Everyone has their own idea about what makes the perfect chocolate chip cookie. Mine is that it should be thick and super chocolatey with crispy edges and a gooey middle. Oh, and large. They should definitely be large. These cookies check all of those boxes.
One thing about most chocolate chip cookies that bugs me is that I really only want to eat them while they’re still warm from the oven. Once they are even a few hours old I find them to be dry and unappetizing. These are not like that. I mean, they are certainly better while they are still warm and gooey, but they are still amazing the next day.
Of course, if you only like freshly baked cookies, you can always do what I do. I scoop all of the dough onto a wax paper lined baking sheet, cover it and stick it in the fridge, then I only bake a few cookies at a time.
One of the reasons these cookies are so delicious is that the recipe calls for browning the butter. It really takes the flavor to another level. I also use a combination of regular and miniature chocolate chips, and plenty of them, to make sure you get loads of chocolate in every bite.
Perfect Chocolate Chip Cookies
- 1 cup unsalted butter
- 1 cup brown sugar
- 1/2 cup sugar
- 2 eggs plus 1 egg yolk
- 2 tsp vanilla extract
- 2 1/4 cups flour
- 1/2 cup old fashioned oats (ground in food processor)
- 1 tsp salt
- 1 tsp baking soda
- 2 cups semisweet chocolate chips
- 1/2 cup miniature chocolate chips
- Step 1 Brown the butter: In a large saucepan, bring the butter to a boil over medium-high heat. Once it’s boiling, stir constantly until it starts to form small brown bits. Remove from heat and set aside to cool to room temperature.
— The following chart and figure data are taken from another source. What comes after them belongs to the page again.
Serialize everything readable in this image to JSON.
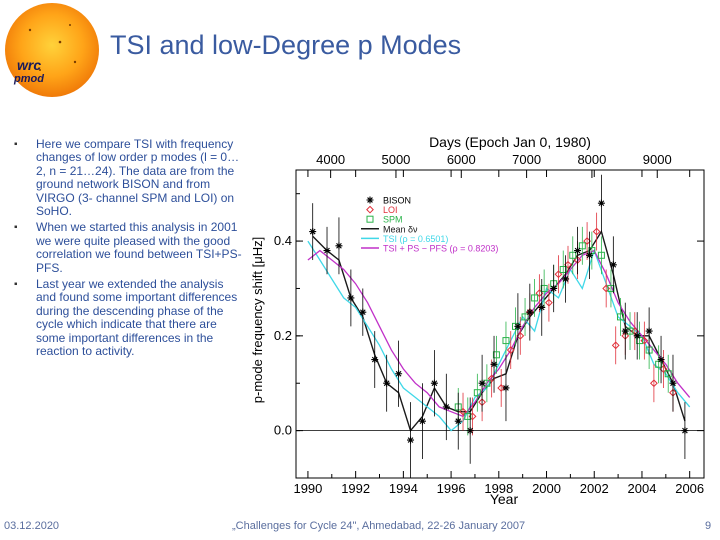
{
  "slide": {
    "title": "TSI and low-Degree p Modes",
    "logo_text_1": "wrc",
    "logo_text_2": "pmod",
    "bullets": [
      "Here we compare TSI with frequency changes of low order p modes (l = 0…2, n = 21…24). The data are from the ground network BISON and from VIRGO (3- channel SPM and LOI) on SoHO.",
      "When we started this analysis in 2001 we were quite pleased with the good correlation we found between TSI+PS-PFS.",
      "Last year we extended the analysis and found some important differences during the descending phase of the cycle which indicate that there are some important differences in the reaction to activity."
    ],
    "footer": {
      "date": "03.12.2020",
      "event": "„Challenges for Cycle 24\", Ahmedabad, 22-26 January 2007",
      "page": "9"
    }
  },
  "colors": {
    "title": "#3a5ba0",
    "text": "#2d4f9a",
    "bison": "#000000",
    "loi": "#e0303a",
    "spm": "#2ab34a",
    "mean": "#1a1a1a",
    "tsi": "#40d8e8",
    "tsi_ps": "#c030c8"
  },
  "chart_data": {
    "type": "line",
    "xlabel": "Year",
    "x2label": "Days (Epoch Jan 0, 1980)",
    "ylabel": "p-mode frequency shift [μHz]",
    "xlim": [
      1989.5,
      2006.6
    ],
    "ylim": [
      -0.1,
      0.55
    ],
    "x_ticks": [
      "1990",
      "1992",
      "1994",
      "1996",
      "1998",
      "2000",
      "2002",
      "2004",
      "2006"
    ],
    "x2_ticks": [
      "4000",
      "5000",
      "6000",
      "7000",
      "8000",
      "9000"
    ],
    "y_ticks": [
      "0.0",
      "0.2",
      "0.4"
    ],
    "legend": [
      "BISON",
      "LOI",
      "SPM",
      "Mean δν",
      "TSI (ρ = 0.6501)",
      "TSI + PS − PFS (ρ = 0.8203)"
    ],
    "series": [
      {
        "name": "BISON",
        "style": "markers-errorbars",
        "x": [
          1990.2,
          1990.8,
          1991.3,
          1991.8,
          1992.3,
          1992.8,
          1993.3,
          1993.8,
          1994.3,
          1994.8,
          1995.3,
          1995.8,
          1996.3,
          1996.8,
          1997.3,
          1997.8,
          1998.3,
          1998.8,
          1999.3,
          1999.8,
          2000.3,
          2000.8,
          2001.3,
          2001.8,
          2002.3,
          2002.8,
          2003.3,
          2003.8,
          2004.3,
          2004.8,
          2005.3,
          2005.8
        ],
        "y": [
          0.42,
          0.38,
          0.39,
          0.28,
          0.25,
          0.15,
          0.1,
          0.12,
          -0.02,
          0.02,
          0.1,
          0.05,
          0.02,
          0.0,
          0.1,
          0.14,
          0.09,
          0.22,
          0.25,
          0.26,
          0.3,
          0.32,
          0.38,
          0.37,
          0.48,
          0.35,
          0.21,
          0.2,
          0.21,
          0.15,
          0.1,
          0.0
        ],
        "err": [
          0.06,
          0.05,
          0.06,
          0.06,
          0.05,
          0.06,
          0.06,
          0.07,
          0.08,
          0.08,
          0.07,
          0.07,
          0.06,
          0.07,
          0.06,
          0.06,
          0.07,
          0.07,
          0.06,
          0.06,
          0.05,
          0.05,
          0.05,
          0.05,
          0.06,
          0.06,
          0.06,
          0.05,
          0.05,
          0.05,
          0.06,
          0.06
        ]
      },
      {
        "name": "LOI",
        "style": "markers-errorbars",
        "x": [
          1996.5,
          1996.9,
          1997.3,
          1997.7,
          1998.1,
          1998.5,
          1998.9,
          1999.3,
          1999.7,
          2000.1,
          2000.5,
          2000.9,
          2001.3,
          2001.7,
          2002.1,
          2002.5,
          2002.9,
          2003.3,
          2003.7,
          2004.1,
          2004.5,
          2004.9,
          2005.3
        ],
        "y": [
          0.04,
          0.03,
          0.06,
          0.11,
          0.09,
          0.17,
          0.2,
          0.25,
          0.29,
          0.27,
          0.33,
          0.35,
          0.36,
          0.4,
          0.42,
          0.3,
          0.18,
          0.2,
          0.21,
          0.19,
          0.1,
          0.13,
          0.08
        ],
        "err": [
          0.04,
          0.04,
          0.04,
          0.04,
          0.04,
          0.04,
          0.04,
          0.04,
          0.04,
          0.04,
          0.04,
          0.04,
          0.04,
          0.04,
          0.04,
          0.04,
          0.04,
          0.04,
          0.04,
          0.04,
          0.04,
          0.04,
          0.04
        ]
      },
      {
        "name": "SPM",
        "style": "markers-errorbars",
        "x": [
          1996.3,
          1996.7,
          1997.1,
          1997.5,
          1997.9,
          1998.3,
          1998.7,
          1999.1,
          1999.5,
          1999.9,
          2000.3,
          2000.7,
          2001.1,
          2001.5,
          2001.9,
          2002.3,
          2002.7,
          2003.1,
          2003.5,
          2003.9,
          2004.3,
          2004.7,
          2005.1
        ],
        "y": [
          0.05,
          0.03,
          0.08,
          0.1,
          0.16,
          0.19,
          0.22,
          0.24,
          0.28,
          0.3,
          0.31,
          0.34,
          0.37,
          0.39,
          0.38,
          0.37,
          0.3,
          0.24,
          0.21,
          0.19,
          0.17,
          0.14,
          0.12
        ],
        "err": [
          0.04,
          0.04,
          0.04,
          0.04,
          0.04,
          0.04,
          0.04,
          0.04,
          0.04,
          0.04,
          0.04,
          0.04,
          0.04,
          0.04,
          0.04,
          0.04,
          0.04,
          0.04,
          0.04,
          0.04,
          0.04,
          0.04,
          0.04
        ]
      },
      {
        "name": "Mean δν",
        "style": "line",
        "x": [
          1990.2,
          1990.8,
          1991.3,
          1991.8,
          1992.3,
          1992.8,
          1993.3,
          1993.8,
          1994.3,
          1994.8,
          1995.3,
          1995.8,
          1996.3,
          1996.8,
          1997.3,
          1997.8,
          1998.3,
          1998.8,
          1999.3,
          1999.8,
          2000.3,
          2000.8,
          2001.3,
          2001.8,
          2002.3,
          2002.8,
          2003.3,
          2003.8,
          2004.3,
          2004.8,
          2005.3,
          2005.8
        ],
        "y": [
          0.41,
          0.38,
          0.36,
          0.28,
          0.24,
          0.16,
          0.1,
          0.08,
          0.0,
          0.03,
          0.09,
          0.05,
          0.04,
          0.04,
          0.08,
          0.11,
          0.12,
          0.2,
          0.24,
          0.27,
          0.3,
          0.33,
          0.37,
          0.38,
          0.42,
          0.33,
          0.22,
          0.2,
          0.2,
          0.15,
          0.1,
          0.02
        ]
      },
      {
        "name": "TSI (ρ = 0.6501)",
        "style": "line",
        "x": [
          1990.0,
          1990.5,
          1991.0,
          1991.5,
          1992.0,
          1992.5,
          1993.0,
          1993.5,
          1994.0,
          1994.5,
          1995.0,
          1995.5,
          1996.0,
          1996.5,
          1997.0,
          1997.5,
          1998.0,
          1998.5,
          1999.0,
          1999.5,
          2000.0,
          2000.5,
          2001.0,
          2001.5,
          2002.0,
          2002.5,
          2003.0,
          2003.5,
          2004.0,
          2004.5,
          2005.0,
          2005.5,
          2006.0
        ],
        "y": [
          0.4,
          0.36,
          0.32,
          0.28,
          0.26,
          0.22,
          0.18,
          0.13,
          0.09,
          0.07,
          0.05,
          0.03,
          0.0,
          0.02,
          0.07,
          0.09,
          0.14,
          0.19,
          0.24,
          0.21,
          0.3,
          0.28,
          0.34,
          0.3,
          0.38,
          0.31,
          0.24,
          0.22,
          0.2,
          0.14,
          0.12,
          0.08,
          0.05
        ]
      },
      {
        "name": "TSI + PS − PFS (ρ = 0.8203)",
        "style": "line",
        "x": [
          1990.0,
          1990.5,
          1991.0,
          1991.5,
          1992.0,
          1992.5,
          1993.0,
          1993.5,
          1994.0,
          1994.5,
          1995.0,
          1995.5,
          1996.0,
          1996.5,
          1997.0,
          1997.5,
          1998.0,
          1998.5,
          1999.0,
          1999.5,
          2000.0,
          2000.5,
          2001.0,
          2001.5,
          2002.0,
          2002.5,
          2003.0,
          2003.5,
          2004.0,
          2004.5,
          2005.0,
          2005.5,
          2006.0
        ],
        "y": [
          0.36,
          0.38,
          0.36,
          0.34,
          0.31,
          0.27,
          0.22,
          0.17,
          0.13,
          0.1,
          0.08,
          0.05,
          0.04,
          0.03,
          0.06,
          0.1,
          0.13,
          0.17,
          0.22,
          0.26,
          0.29,
          0.31,
          0.34,
          0.37,
          0.38,
          0.33,
          0.27,
          0.23,
          0.2,
          0.17,
          0.14,
          0.1,
          0.07
        ]
      }
    ]
  }
}
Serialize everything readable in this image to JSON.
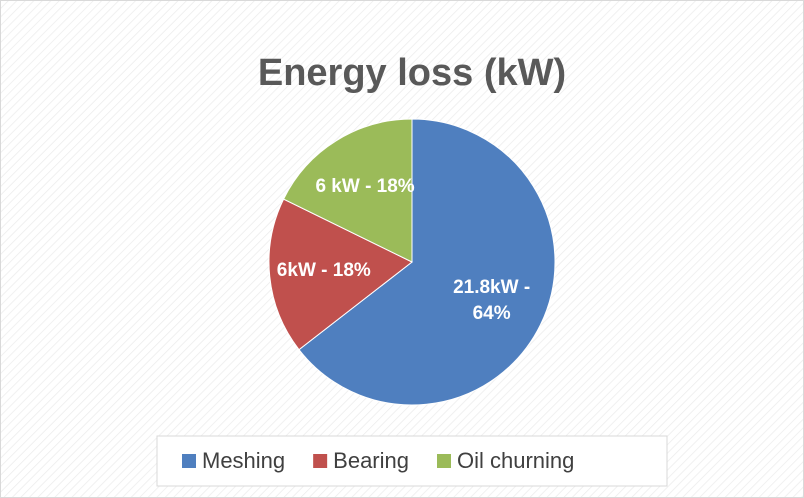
{
  "chart_data": {
    "type": "pie",
    "title": "Energy loss (kW)",
    "categories": [
      "Meshing",
      "Bearing",
      "Oil churning"
    ],
    "values": [
      21.8,
      6,
      6
    ],
    "value_labels": [
      "21.8kW - 64%",
      "6kW - 18%",
      "6 kW - 18%"
    ],
    "colors": [
      "#4f7fbf",
      "#c0504d",
      "#9bbb59"
    ],
    "legend": "bottom"
  }
}
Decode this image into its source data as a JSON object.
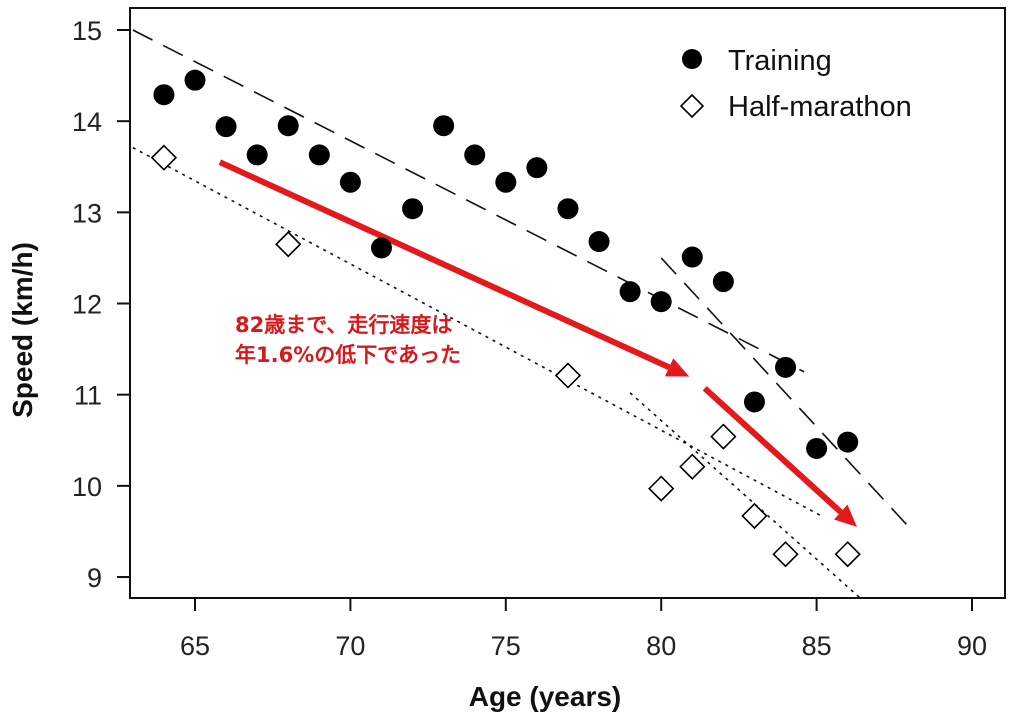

- Step 2 Make dough: In a small bowl, combine flour, oats, salt, and baking soda. Set aside.
- Step 3 Place the cooled butter and both sugars in a mixing bowl and beat until combined.
- Step 4 Add the eggs, yolk, and vanilla and beat until thick and creamy.
- Step 5 Stir in the dry ingredients, followed by the chocolate chips.
- Step 6 Portion out the dough using a large cookie scoop (mine is 3 Tbsp). Refrigerate for at least an hour or overnight.
- Step 7 Bake: Preheat the oven to 350 degrees.
- Step 8 Bake on parchment lined cookie sheets for about 14 minutes.
- Step 9 Cool the cookies on wire racks and store in an airtight container.